"Aquellos
que no pueden recordar el pasado están condenados a repetirlo". La
celebérrima sentencia de George Santayana encabeza la contraportada de la
edición española del Elogio del olvido de David Rieff. No podría estar mejor elegida. En principio
parece una idea indiscutible, sensata y humanista: hay que recordar las
barbaridades de nuestros antecesores para no volver a cometerlas. Por supuesto,
bien pensado, también porta un reverso siniestro, ya que los recuerdos
colectivos no existen, son constructos sociales. Personalmente recordamos más o
menos verazmente; desde un punto de vista histórico "recordamos" lo
que los señores con dinero y pistolas quieren que tengamos por nuestro pasado.
La memoria es por definición subjetiva y personal, hacerla colectiva es una
narrativa de poder interesada.
O dicho de otra manera: si no lo hemos sufrido en nuestra carne es que nos lo han contado y por lo tanto hay que sospechar. Si no lo hemos vivido tenemos estar precavidos, el pasado puede ser una mentira interesada.
El libro de Rieff
se desarrolla con bastante tino y valentía. Sus tesis no son cómodas para unas
sociedades acostumbradas a que les reescriban la historia a gusto del cotarro
de turno. Por supuesto se puede leer en clave española aunque nuestro país solo
ocupe un par de páginas, pero queda claro que la usurpación de la historia por
los políticos es un tema global.
El autor es
estadounidense, pero ha vivido en Irlanda y Australia, además de conocer bien
otras latitudes. Se agradece que ejemplifique sus postulados con referencias a
varios países. Desmitifica, entre otros, las narraciones de la Guerra Civil
norteamericana, el mito fundacional de Australia y, sorprendentemente, toca dos
casos bastante intocables: el republicanismo irlandés -la madre de todas las
ficciones nacionalistas del siglo XX- y el genocidio judío.
Del primero
explica que es una patraña que se inventaron los católicos a posteriori, y cita
mucho a Declan Kilberd y Conor Cruise O´Brien, que son dos historiadores
irlandeses no muy conocidos aquí pero que sería recomendable leer para entender
los nacionalismos europeos irredentos en general. Los rebeldes católicos
violentos erigieron su desastre militar del alzamiento de Pascua de 1916 como
drama sacro, que es la antítesis de la democracia, ya que al invocar lo sagrado
y la sangre de los mártires y todos esos lirismos imposibilita por principio la
concordia con el adversario. La idea de una Inglaterra opresora es un injerto
en la sociedad irlandesa de después del inicio del conflicto, hasta entonces la
mayoría de los irlandeses no compartían ese imaginario.

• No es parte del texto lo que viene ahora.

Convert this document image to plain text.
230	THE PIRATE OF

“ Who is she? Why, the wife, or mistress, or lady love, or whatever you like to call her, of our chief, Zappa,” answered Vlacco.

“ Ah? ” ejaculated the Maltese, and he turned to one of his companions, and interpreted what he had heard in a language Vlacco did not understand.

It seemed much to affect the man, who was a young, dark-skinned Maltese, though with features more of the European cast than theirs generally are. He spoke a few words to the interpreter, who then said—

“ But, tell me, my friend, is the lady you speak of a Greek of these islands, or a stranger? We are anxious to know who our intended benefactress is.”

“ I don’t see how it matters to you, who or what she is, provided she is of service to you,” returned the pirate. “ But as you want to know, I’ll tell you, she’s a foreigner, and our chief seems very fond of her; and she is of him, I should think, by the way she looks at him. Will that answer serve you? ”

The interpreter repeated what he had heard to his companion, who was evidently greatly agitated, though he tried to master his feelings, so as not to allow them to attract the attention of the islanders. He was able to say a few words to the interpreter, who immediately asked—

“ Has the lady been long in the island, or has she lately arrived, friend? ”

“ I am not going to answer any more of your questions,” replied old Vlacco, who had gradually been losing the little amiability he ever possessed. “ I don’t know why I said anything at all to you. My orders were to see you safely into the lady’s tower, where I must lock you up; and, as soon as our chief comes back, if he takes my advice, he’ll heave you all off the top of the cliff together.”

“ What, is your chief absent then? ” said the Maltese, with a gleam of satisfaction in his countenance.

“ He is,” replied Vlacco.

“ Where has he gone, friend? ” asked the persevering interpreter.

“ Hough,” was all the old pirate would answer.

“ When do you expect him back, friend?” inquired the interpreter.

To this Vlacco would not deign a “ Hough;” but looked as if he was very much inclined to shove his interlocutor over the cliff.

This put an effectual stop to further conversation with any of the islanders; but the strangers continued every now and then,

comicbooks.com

Y sobre la Shoá se atreve a decir algo que probablemente está en la cabeza de muchos pero nadie se atreve a mencionar: los innúmeros memoriales, museos y actos en recuerdo de los seis millones de víctimas se están deslizando peligrosamente hacia el terreno del kitsch, ya que "la gente usa el hecho de conmoverse como motivo para sentirse superior". Hace tiempo que se ha dejado atrás el imperativo moral de recordar a los muertos. Se manipula el horror con unos fines determinados y se crean narraciones redentoras, pero eso no es ni historia ni conmemoración, ni siquiera un aviso a las generaciones futuras.
David Rieff se
encuadra claramente en la escuela modernista, que es en la que se mueven los
historiadores que creen, resumiendo en un brochazo, que las naciones
son meras narraciones de invención reciente, y que toda historia nacional o
tradición es una patraña. Estos historiadores, cuyo gerifalte sería Eric
Hobsbawm, se suelen centrar en analizar los grandes relatos. Rieff aquí se
refiere a la recepción de los mismos, sobre todo desde aquello que se ha
llamado la "memoria histórica", que es por cierto un oxímoron
tremebundo, como bien explica Gustavo Bueno.
El olvido al que
se refiere es el colectivo, las supuestas memorias de los pueblos, que no son
más que artificios legitimadores del poder. Hay que olvidarse de mitos,
y no vivir obsesionado con matar cadáveres, que es lo que se nos pide a diario
desde los medios de comunicación.
“Quien no conoce el pasado está condenado a repetirlo, pero quien solo conoce el pasado no podrá ni siquiera repetirlo” que dice Ernesto Castro enmendando a Santayana. Menos regurgitar un pasado mascado por otros y más centrarnos en el presente (y en el futuro).